On August 21, 2023, two days before he died when his jet crashed, Yevgeny Prigozhin, who hadn't been heard from since his aborted rebellion against the Kremlin two months earlier, posted a video on social media. "All is well. I'm in Africa. We're recruiting real heroes and continue to carry out the tasks that have been set," said the head of the Russian mercenary group Wagner, seen stony-faced, standing in a desert landscape. Dressed in fatigues and a bulletproof vest and holding an automatic weapon, Prigozhin called on volunteers to join Wagner to "make Africa more free."

The message also seemed to be addressed to his former ally, Russian President Vladimir Putin, as if to signal to the man who now called him a "traitor" that his disrepute stopped at Russia's borders. In Africa, his military, commercial and media empire, built up since 2017 in four countries – Sudan in the east, Libya in the north, Mali in the west and the Central African Republic – was firmly entrenched. Little did he know that this trip to Africa would be his last.

The Kremlin waited just two days after Prigozhin's funeral to claim ownership of his most valuable legacy. On August 31, 2023, a military aircraft took off from Moscow bound for the African continent. On board were Deputy Defense Minister Yunus-bek Yevkurov and General Andrei Averianov, a commander in the GRU, Russia's military intelligence service. Both men had been commissioned by Putin.

Part 2 of this series Subscribers only The Wagner method: How Russia crept into Africa

The instructions they had been given took past mistakes into account. "In order not to lose operational control over an armed formation (...), the Russian authorities decided to clearly separate structurally the business, propaganda and military components of the former 'Prigozhin empire,'" wrote researchers Filip Bryjka and Jedrzej Czerep, co-authors of a report on Russia's African strategy at the Polish Institute of International Affairs.

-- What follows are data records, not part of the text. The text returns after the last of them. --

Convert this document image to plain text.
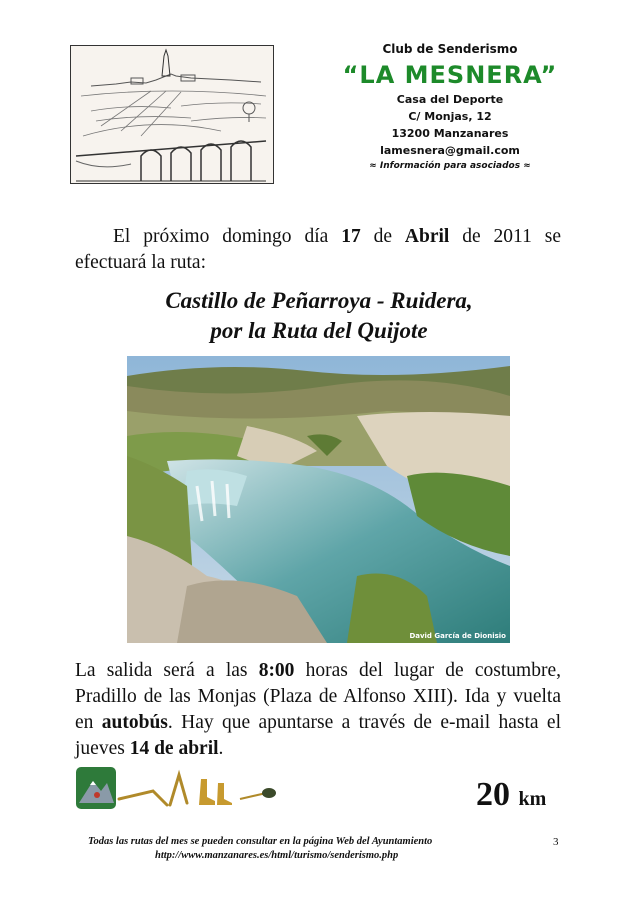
Club de Senderismo
“LA MESNERA”
Casa del Deporte
C/ Monjas, 12
13200 Manzanares
lamesnera@gmail.com
≈ Información para asociados ≈
El próximo domingo día 17 de Abril de 2011 se efectuará la ruta:
Castillo de Peñarroya - Ruidera,
por la Ruta del Quijote
David García de Dionisio
La salida será a las 8:00 horas del lugar de costumbre, Pradillo de las Monjas (Plaza de Alfonso XIII). Ida y vuelta en autobús. Hay que apuntarse a través de e-mail hasta el jueves 14 de abril.
20 km
Todas las rutas del mes se pueden consultar en la página Web del Ayuntamiento
http://www.manzanares.es/html/turismo/senderismo.php
3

Under the Russian Ministry of Defense's aegis, three intelligence services were tasked with recovering and developing Wagner's various branches: the GRU for the paramilitary, the FSB security services for the propaganda network, and the SVR exterior intelligence service for cultural influence.

Burkina Faso was high on the Kremlin's agenda. On August 31, Yevkurov and Averianov landed at Ouagadougou airport. At the presidential palace, Captain Ibrahim Traoré, a coup leader in power since September 2022, was waiting for them. The two delegations held an amiable meeting in one of the VIP lounges.

Saving private "IB" – as he is known in Burkina Faso – had become crucial. This African ally pushed to the fore by Moscow at the Russia-Africa summit held in Saint Petersburg at the end of July 2023 was in a tight spot. He had narrowly escaped several coup attempts. Yevkurov and Averianov proposed to the captain an offer consisting of deploying Russian paramilitaries to protect him, while assuring him of the support of propagandists who would be tasked with selling his popularity.